Pig and the Smokies (and a stupid camera lanyard, sorry!)

Down to the bottom, cruised along the shore of Chilhowie Lake, with the wind blasting from the front quarter.  Despite the sunshine, it was a bit chilly.  My wool jersey was soaked in sweat, and warm except where the wind blew through it.  (Where did the wind go when I was going east??)  I got into the control with something like 7 minutes to spare, although I think that was off by the hour we waited for sunrise — the Daylight Savings thing again.  Chugged a root beer, gobbled down something, filled one (only one!) water bottle, and took off with Dave.  Note inadequate fluid and salt, and probably not enough calories either.

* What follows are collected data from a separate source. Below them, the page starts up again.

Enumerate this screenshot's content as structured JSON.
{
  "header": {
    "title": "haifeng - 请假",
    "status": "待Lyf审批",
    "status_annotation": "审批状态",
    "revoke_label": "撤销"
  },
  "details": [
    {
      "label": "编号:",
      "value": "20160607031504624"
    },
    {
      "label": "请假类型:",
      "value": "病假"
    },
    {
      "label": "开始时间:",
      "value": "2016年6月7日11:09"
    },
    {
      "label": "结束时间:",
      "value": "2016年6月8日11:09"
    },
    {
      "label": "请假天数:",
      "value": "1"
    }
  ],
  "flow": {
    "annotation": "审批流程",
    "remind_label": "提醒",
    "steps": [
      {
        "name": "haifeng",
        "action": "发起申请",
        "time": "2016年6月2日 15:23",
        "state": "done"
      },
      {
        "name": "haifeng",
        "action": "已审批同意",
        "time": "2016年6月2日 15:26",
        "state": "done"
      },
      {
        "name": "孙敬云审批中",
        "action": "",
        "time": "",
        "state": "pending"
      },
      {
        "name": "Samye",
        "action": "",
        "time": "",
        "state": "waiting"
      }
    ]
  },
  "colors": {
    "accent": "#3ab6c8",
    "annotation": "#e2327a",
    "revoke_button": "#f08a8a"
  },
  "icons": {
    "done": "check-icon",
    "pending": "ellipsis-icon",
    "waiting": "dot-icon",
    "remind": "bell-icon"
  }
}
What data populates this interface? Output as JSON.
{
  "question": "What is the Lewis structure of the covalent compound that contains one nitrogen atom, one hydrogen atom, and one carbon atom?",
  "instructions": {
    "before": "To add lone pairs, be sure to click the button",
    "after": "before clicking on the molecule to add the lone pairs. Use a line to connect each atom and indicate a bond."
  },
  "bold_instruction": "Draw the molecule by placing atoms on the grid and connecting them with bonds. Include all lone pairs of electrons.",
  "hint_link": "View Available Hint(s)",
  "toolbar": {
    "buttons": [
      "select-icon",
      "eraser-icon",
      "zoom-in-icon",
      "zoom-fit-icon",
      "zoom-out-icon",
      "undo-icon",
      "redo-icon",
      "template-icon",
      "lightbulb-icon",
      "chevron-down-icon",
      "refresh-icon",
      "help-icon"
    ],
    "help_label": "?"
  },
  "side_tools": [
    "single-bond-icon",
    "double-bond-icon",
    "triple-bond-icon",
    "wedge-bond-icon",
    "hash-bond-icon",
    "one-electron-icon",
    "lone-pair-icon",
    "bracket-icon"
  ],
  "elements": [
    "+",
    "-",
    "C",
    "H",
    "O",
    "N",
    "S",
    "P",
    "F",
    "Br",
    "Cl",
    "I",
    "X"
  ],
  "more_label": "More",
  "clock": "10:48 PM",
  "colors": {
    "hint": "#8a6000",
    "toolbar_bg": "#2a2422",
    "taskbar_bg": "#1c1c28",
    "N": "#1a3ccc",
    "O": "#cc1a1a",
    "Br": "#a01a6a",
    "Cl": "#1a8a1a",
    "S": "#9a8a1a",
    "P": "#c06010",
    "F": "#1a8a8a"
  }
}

Dave and I had a good ride back.  We took turns going off course and getting each other back on course; I don’t think we ever missed a turn by more than 30-40 yards, but we must have missed 4-5 like that.  There was some steep stuff on the back side, but I didn’t think the course was that bad.  It was just that I was trying to cramp on both hamstrings, and both quads, and my left had started to cramp.    After a while, we found a church with a spigot; we drank some, filled both bottles, and I popped a second Nuun (more salt!).  Things were looking up.

More lovely roads, but not much flat.  Mathematically, I guess there has to be a stretch of flat between uphill and downhill, but on much of this stretch, and most of the whole route since leaving the French Broad the other side of Pigeon Forge, if you put two wheels the length of a bicycle apart, they’d both be rolling.  In opposite directions on the “flat” parts.

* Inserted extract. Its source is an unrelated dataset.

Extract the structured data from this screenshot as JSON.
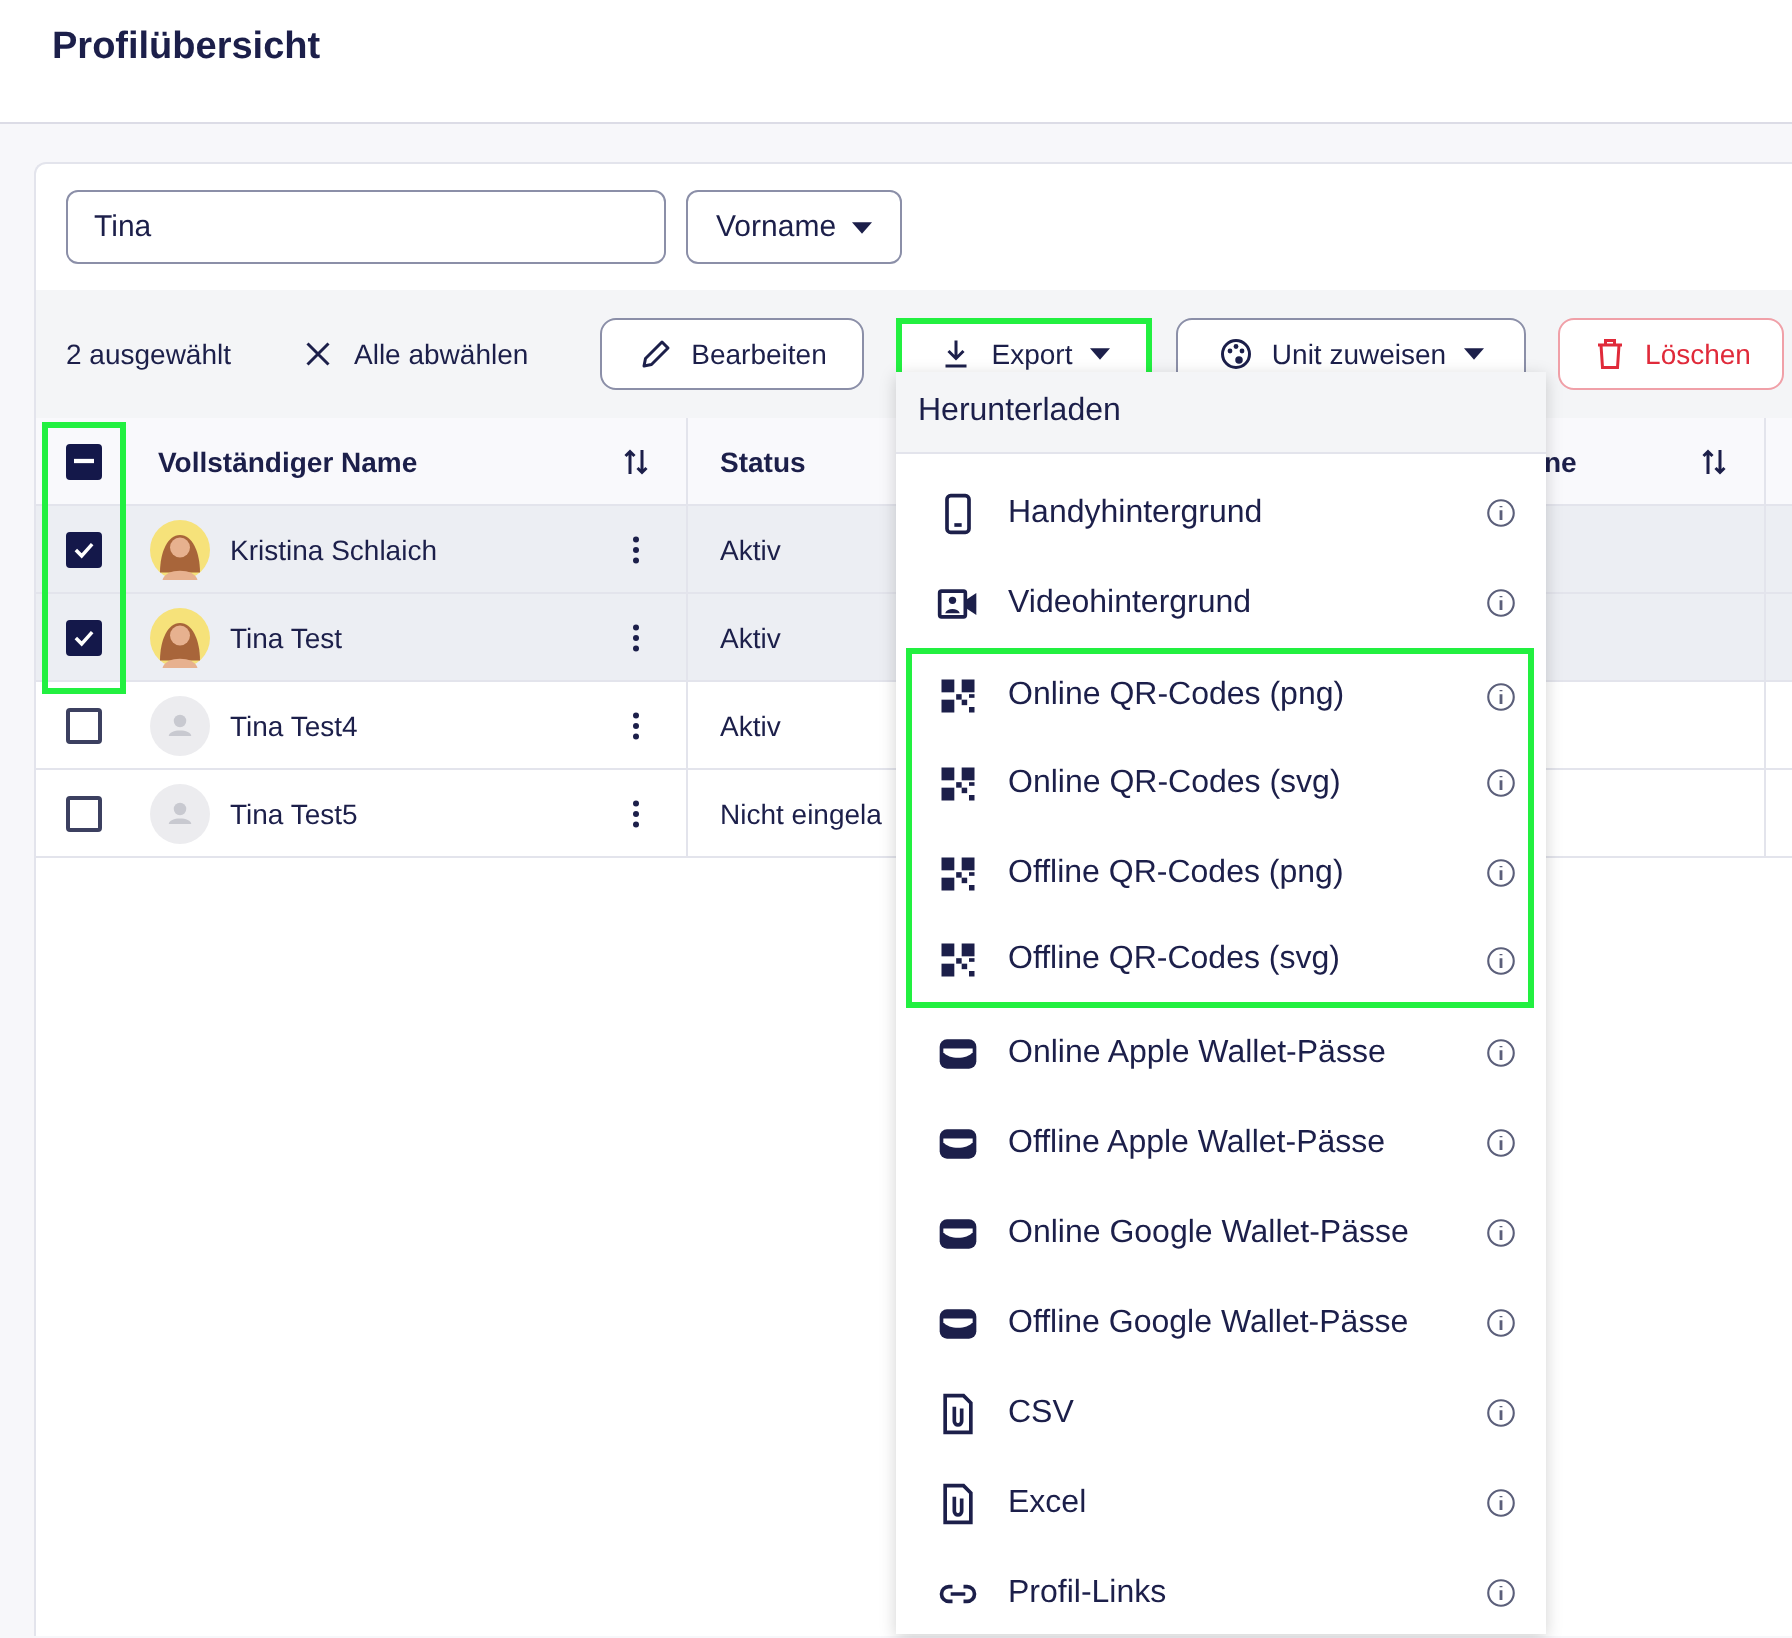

We made Ellejoy Market, the final staffed control, just before dark.  Dave excused himself to one of the other customers with, “We just bicycled 100 miles, we’re kind of stupid.”  On goes the reflective gear and the lights.  Down goes the quart of Gatorade, the V-8, and the iced honey bun.  Food of the gods!  Note fluid, salt, and calories.  Refilled bottles again.  Dave pulled out a chocolate bar and shared it with me.  Thus refreshed, we rode off into the gloaming.  In the dusk it was nice riding, as it was possible to ride the rollers — pushing at the bottom, popping over the top, and coasting down the next hill.

The route was really great, in that we were in the country until we got to within about a mile of the football stadium right before halftime.  Of course, that had something to do with getting out the granny the last 3/4 mile of the ridge.  It was pretty dark by then, but we were going pretty slow until we hit the street lights of the city.  An easy coast down to — one last booger of a climb! and we had made it to the end.

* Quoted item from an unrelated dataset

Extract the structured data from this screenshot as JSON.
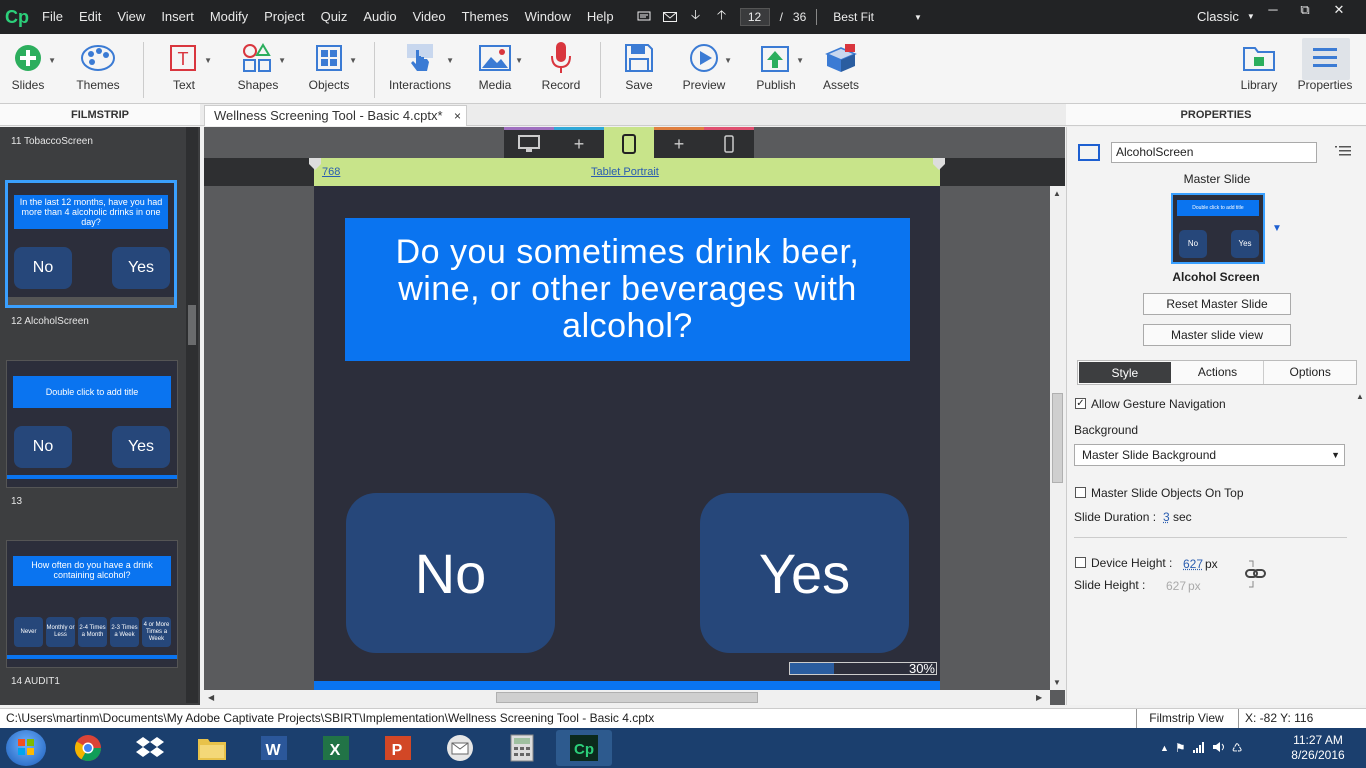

I didn’t make it before sundown.  But I finished in 12 hours 41 minutes.  I believe the bit about 10,000 feet of climbing.  (Surely there’s an easier 200k to start with?)  Then again, the first century I completed was 3 States 3 Mountains, so this is in keeping with my “find a challenge”  mentality.

The next time I do a long ride like this, I’m going to remember to drink enough, eat enough, and keep my salt balanced.  Yeah.  And I’m going to lose that extra 20 pounds.  Right.  Just like I was going to do those things on this ride!

Do it again?  Maybe.  It may take more than 12 months to forget how hard this ride was.  But there’s other rides that don’t push the envelope quite so hard.

Kudos to Bob for his hard work setting this up; and special thanks to Dave for shepherding me safely to the finish!